The man behind Mac OS X has revealed that the Unix-based operating system is drawing interest from corporate IT professionals – an area in which Apple has to date failed to make an impact.
Avadis Tevanian, Apple's senior vice-president of software engineering, was the man Steve Jobs hired to author his Unix OS, NeXT. Tevanian accompanied Jobs on his return to Apple in 1997, and set about building OS X, which he based on NeXT.
Tevanian also said he despairs of the general public ever grasping the so-called "megahertz myth" – which Apple tried so hard to explode during Steve Jobs' keynote at Macworld Expo in New York. Tevanian released the 10.1 update to Mac OS X at the event.
Of the interest shown by the corporate market, Tevanian said: "Professionals know it's not just the number on the chip but the balance of the hardware and software, and overall workflow performance, that matter. It's not megahertz, it what they can do with the technology."

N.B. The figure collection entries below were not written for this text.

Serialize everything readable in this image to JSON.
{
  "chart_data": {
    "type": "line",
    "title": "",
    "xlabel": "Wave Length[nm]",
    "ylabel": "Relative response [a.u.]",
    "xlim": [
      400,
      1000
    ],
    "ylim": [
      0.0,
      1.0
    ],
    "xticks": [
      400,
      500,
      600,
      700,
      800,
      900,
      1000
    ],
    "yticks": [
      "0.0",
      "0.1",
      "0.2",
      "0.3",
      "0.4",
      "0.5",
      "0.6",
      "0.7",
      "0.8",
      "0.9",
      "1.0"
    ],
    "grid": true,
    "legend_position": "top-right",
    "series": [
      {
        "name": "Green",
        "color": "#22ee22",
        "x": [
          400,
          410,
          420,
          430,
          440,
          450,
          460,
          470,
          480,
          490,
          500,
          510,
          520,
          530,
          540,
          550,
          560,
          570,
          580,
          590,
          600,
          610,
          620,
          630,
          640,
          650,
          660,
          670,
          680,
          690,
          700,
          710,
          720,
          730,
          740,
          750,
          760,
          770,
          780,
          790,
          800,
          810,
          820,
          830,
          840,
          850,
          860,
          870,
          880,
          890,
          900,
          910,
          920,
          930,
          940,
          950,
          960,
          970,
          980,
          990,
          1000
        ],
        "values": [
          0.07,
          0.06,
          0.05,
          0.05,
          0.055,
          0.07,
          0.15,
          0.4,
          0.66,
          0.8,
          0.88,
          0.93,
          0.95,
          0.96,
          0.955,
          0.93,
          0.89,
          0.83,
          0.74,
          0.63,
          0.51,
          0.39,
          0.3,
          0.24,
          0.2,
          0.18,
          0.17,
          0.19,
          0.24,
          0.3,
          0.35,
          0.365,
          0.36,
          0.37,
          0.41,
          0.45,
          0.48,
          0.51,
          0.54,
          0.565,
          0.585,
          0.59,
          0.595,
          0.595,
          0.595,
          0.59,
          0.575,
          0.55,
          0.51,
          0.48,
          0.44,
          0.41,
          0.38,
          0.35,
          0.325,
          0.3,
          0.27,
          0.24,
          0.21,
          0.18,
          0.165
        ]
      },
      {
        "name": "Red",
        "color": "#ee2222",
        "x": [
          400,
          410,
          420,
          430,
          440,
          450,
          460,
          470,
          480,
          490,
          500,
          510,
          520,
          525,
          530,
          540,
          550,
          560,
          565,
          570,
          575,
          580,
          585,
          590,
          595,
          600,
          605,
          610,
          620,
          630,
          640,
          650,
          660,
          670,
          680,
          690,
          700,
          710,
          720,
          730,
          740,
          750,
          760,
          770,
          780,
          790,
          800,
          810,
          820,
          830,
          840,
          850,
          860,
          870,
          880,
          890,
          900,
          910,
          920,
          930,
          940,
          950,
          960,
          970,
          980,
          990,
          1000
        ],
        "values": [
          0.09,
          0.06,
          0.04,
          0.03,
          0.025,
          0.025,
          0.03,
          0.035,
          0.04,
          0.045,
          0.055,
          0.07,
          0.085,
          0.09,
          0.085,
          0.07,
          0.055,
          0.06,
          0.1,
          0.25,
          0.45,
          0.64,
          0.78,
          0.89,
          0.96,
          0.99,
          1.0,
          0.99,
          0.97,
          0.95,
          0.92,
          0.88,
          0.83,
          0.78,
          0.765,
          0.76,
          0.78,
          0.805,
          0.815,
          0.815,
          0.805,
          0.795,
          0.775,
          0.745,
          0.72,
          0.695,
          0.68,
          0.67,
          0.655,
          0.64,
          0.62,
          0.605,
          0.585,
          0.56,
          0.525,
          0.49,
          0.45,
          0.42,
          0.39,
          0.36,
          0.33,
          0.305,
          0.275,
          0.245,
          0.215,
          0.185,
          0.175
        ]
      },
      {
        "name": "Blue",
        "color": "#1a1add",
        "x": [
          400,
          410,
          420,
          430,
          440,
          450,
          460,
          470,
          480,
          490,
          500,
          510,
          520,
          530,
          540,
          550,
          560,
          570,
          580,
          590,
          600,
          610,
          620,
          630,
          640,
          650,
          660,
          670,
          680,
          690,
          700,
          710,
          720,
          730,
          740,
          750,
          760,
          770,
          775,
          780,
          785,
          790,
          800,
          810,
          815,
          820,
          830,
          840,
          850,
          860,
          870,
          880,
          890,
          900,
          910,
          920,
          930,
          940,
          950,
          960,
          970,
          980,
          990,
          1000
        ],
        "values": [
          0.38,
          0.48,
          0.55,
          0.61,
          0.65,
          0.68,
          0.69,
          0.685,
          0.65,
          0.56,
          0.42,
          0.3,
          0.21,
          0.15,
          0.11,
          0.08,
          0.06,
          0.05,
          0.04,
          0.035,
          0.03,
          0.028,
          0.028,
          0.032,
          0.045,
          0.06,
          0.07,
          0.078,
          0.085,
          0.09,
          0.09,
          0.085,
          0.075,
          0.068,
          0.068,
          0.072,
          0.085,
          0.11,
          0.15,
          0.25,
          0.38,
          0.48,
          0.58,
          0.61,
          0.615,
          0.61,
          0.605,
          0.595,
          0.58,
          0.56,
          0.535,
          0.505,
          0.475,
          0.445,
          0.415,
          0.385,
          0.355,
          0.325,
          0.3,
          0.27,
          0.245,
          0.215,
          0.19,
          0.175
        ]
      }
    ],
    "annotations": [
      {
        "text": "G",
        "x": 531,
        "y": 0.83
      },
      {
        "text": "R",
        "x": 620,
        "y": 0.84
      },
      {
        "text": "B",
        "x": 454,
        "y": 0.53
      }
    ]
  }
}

He added: "There is potential for greater opportunities in the corporate market. From a technology viewpoint, I believe we are now much better placed. This operating system is what professionals have been anticipating for years," he told IT News.
But of consumers, Tevanian said: "We're getting the word out on the megahertz myth but I'm not sure the general public will ever fully absorb it. In general, people have no idea about it. They are looking for a simple way to tell what is what, and what is performance."